The Dogs of War is based on a 1974 novel by Frederick Forsyth, author of The Day of the Jackal. Like that adaptation, this film is interested in the logistics of an operation. How do guns leave one country and enter another? The first half of the movie is entirely Shannon’s recon mission, and the second half is mostly taken up by business deals in restaurants, offices, hotels, and warehouses if merchandise is on hand. Missing is the urgency of Jackal, but this might be because we’re effectively following the Jackal character as our sole protagonist. Shannon is just as meticulous and deadly but doesn’t put on a front. The Jackal was tasked with assassinating French president Charles de Gaulle, and while President Kimba is depicted as a murderous bastard, however indirectly (he only appears on-screen briefly), The Dogs of War nevertheless appreciates the immorality of shaping another country’s destiny.

Action movies like The Expendables, and its inspirations like Commando and the Rambo

sequels treat foreign countries like playgrounds. They’re full of faceless natives indistinguishable from the embedded enemy, save for a token sympathetic individual or two. The hero’s motive might be apolitical, like the rescue of a loved one, but their very presence isn’t characterized as a trespass, it’s necessary. Shannon is a stranger in a strange land, unknown to the viewer and deeply disturbed. Reencountering Gabrielle after storming the garrison, he stares at her and smiles like an unmasked Ghostface. However, The Dogs of War doesn’t fully commit, giving Shannon a good turn in his betrayal of Endean and the installation of a more moderate man as president, a kindly physician. After two hours of pure ’70s cynicism, is this a happy ending?

The Dogs of War cast
Image via United Artists

It would seem to be contradictory if the message of Dogs of War is that imperial intervention (in this case, both American and British) is a bad thing but the resolution is “well, choose the right guy.” Shannon leaves Zangaro in better hands, but he and the survivors of his team drive off in silence. One of them is dead, and they’re surrounded by death and destruction. It didn’t have to happen like this. In a review for The New Yorker, Pauline Kael draws a parallel between President Kimba and the real-world figure Idi Amin, dictator of Uganda from 1971 to 1979. He was ousted from power by a coup, and his successor – arguably analogous to the physician character – lasted 68 days in office.

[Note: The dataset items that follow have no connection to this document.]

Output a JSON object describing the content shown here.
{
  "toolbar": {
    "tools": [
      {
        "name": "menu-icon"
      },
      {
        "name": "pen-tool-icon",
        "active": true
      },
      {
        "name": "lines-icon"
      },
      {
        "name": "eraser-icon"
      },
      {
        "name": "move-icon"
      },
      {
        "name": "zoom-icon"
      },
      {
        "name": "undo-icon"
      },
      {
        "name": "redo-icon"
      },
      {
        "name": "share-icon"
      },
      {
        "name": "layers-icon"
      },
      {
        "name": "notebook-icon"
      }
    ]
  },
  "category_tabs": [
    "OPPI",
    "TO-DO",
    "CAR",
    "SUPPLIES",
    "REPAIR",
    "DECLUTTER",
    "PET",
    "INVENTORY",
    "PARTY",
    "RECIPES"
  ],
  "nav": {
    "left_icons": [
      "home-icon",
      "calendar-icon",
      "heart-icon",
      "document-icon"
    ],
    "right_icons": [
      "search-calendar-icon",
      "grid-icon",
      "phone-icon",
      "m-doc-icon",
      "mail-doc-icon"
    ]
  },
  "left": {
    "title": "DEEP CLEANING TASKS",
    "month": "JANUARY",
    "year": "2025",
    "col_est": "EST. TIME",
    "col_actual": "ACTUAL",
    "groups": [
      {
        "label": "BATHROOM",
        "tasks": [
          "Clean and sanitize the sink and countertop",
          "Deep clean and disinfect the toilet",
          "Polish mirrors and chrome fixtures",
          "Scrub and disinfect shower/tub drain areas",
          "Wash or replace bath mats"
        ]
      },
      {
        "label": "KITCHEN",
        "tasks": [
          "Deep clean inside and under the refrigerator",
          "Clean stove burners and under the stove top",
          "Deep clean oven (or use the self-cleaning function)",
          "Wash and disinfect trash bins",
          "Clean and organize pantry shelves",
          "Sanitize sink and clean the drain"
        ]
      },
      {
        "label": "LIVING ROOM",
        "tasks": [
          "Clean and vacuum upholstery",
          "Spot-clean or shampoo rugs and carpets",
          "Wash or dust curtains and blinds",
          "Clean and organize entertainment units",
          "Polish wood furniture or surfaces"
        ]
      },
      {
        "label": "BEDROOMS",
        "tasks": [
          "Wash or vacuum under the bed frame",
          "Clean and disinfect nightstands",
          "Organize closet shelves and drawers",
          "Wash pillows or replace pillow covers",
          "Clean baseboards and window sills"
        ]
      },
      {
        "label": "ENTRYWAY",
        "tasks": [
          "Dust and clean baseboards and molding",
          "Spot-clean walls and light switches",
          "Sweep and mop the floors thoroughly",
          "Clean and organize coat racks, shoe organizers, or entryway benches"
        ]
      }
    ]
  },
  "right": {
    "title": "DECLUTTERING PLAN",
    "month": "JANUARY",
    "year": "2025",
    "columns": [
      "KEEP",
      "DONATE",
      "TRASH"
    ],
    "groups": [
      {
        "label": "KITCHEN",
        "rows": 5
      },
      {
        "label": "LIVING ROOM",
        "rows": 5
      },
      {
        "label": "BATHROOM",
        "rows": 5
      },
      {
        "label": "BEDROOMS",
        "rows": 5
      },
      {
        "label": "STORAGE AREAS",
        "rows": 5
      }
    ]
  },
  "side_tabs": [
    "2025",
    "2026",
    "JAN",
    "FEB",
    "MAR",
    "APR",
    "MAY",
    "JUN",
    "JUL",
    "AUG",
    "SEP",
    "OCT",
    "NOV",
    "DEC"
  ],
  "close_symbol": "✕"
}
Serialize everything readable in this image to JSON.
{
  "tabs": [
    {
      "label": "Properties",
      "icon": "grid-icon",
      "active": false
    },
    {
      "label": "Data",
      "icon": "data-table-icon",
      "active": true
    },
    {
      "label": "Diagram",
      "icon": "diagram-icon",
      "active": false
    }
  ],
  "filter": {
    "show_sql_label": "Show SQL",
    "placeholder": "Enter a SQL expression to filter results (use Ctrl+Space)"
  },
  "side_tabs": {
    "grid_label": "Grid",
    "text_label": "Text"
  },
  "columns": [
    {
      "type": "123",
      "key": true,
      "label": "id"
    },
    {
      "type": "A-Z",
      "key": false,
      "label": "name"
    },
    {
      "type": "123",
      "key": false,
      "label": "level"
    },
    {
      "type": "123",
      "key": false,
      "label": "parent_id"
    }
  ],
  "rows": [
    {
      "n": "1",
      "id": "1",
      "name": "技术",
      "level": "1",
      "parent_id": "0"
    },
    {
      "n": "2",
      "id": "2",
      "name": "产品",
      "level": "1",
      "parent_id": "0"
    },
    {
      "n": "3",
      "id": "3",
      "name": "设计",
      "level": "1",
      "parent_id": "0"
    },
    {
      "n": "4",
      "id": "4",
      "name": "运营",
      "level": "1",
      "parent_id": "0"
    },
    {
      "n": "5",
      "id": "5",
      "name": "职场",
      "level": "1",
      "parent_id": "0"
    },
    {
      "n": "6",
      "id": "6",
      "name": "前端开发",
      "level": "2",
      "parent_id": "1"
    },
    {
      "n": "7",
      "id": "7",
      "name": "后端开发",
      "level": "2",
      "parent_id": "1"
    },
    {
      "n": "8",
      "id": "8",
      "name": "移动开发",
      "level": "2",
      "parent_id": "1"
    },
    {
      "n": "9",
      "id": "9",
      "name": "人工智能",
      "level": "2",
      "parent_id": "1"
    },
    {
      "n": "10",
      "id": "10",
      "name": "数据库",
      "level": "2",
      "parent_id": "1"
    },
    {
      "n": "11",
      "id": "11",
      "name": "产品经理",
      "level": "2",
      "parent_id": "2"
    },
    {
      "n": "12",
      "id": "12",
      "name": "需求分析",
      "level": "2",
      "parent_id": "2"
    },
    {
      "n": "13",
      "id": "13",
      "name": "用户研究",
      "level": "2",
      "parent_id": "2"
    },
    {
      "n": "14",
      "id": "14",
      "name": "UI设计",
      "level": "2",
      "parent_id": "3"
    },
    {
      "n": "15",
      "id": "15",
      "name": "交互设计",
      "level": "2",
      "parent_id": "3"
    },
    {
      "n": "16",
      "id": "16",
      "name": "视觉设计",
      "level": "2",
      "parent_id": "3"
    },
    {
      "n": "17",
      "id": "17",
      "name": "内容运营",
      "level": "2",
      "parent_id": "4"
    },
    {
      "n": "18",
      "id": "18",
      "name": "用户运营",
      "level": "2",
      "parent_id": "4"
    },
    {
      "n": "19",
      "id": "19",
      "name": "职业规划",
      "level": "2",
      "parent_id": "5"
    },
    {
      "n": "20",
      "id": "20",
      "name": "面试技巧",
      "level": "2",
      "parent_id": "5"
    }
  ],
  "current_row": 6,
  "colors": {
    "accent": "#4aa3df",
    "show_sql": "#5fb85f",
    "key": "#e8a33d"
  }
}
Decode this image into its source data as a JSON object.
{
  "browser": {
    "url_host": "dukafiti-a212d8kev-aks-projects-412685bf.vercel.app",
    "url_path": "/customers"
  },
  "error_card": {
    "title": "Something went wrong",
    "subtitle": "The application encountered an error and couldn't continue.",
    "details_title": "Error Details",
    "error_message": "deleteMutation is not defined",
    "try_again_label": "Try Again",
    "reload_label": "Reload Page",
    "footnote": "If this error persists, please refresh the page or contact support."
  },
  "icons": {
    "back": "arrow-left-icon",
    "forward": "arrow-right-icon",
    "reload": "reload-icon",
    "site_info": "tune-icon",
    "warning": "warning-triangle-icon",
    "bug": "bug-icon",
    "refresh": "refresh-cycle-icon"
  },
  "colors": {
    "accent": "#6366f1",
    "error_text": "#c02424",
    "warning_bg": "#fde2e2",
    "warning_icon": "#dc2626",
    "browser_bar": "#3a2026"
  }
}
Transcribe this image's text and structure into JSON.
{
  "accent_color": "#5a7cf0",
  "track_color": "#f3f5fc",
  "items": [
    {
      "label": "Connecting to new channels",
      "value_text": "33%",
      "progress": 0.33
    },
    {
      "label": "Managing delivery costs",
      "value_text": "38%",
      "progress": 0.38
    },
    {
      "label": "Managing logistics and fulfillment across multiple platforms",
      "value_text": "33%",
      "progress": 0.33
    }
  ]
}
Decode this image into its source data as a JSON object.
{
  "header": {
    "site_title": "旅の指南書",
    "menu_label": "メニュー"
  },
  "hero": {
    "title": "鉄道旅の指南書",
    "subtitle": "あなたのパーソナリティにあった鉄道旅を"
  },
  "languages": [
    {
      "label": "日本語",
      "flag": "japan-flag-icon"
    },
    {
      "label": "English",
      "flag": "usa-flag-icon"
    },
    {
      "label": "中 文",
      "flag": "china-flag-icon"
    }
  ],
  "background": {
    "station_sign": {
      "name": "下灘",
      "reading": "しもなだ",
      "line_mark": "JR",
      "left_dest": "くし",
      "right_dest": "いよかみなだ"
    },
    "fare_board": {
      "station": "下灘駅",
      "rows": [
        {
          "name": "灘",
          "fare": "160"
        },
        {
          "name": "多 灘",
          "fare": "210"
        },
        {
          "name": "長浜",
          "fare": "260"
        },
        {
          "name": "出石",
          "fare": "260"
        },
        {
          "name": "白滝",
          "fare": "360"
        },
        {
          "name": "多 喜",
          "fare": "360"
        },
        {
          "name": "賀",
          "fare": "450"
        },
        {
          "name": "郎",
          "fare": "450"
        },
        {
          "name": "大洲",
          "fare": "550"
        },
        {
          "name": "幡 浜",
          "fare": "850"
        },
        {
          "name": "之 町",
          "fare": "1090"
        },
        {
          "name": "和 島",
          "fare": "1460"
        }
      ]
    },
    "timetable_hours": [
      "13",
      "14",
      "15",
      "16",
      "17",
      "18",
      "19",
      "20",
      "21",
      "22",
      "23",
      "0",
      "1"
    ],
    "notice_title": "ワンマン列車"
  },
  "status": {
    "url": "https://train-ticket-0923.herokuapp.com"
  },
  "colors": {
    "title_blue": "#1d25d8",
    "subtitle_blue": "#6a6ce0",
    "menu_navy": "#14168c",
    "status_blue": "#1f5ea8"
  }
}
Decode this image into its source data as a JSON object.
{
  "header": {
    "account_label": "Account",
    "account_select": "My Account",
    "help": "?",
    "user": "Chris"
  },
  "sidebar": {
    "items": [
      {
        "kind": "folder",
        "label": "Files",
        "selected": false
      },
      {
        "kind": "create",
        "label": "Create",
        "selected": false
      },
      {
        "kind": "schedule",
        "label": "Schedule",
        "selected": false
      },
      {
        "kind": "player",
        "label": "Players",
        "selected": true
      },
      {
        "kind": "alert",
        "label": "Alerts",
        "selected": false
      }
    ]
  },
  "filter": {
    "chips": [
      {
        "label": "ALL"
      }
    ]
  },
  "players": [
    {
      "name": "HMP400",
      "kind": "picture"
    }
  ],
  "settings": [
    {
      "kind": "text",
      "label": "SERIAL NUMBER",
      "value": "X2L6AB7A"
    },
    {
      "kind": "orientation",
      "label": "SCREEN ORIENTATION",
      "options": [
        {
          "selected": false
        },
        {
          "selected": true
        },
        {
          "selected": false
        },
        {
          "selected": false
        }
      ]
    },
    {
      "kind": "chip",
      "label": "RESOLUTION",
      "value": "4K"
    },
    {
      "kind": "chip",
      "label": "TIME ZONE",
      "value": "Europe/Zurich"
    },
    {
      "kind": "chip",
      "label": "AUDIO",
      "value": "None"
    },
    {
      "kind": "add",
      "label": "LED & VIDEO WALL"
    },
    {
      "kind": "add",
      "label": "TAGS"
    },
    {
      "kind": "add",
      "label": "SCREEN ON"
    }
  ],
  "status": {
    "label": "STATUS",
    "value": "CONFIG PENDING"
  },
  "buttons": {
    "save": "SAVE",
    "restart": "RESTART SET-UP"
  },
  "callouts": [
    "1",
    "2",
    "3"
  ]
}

Uganda continues to feel the effects of its colonial past, that very first invasion by outside powers who saw natural resources and geographic advantages and a market. It’s that violence that leaves permanent wounds on a nation and its people, and exactly the kind of violence laundered as a spectacle for Hollywood action movies. In The Expendables, the bad guys are brought to justice, but the crime is never identified. Jamie Shannon knows better, despite learning nothing from the story and having no character arc. His eyes are just as heavy in the end as they were initially. Maybe there’s hope for Zangaro, but it wasn’t his first playground and won’t be his last.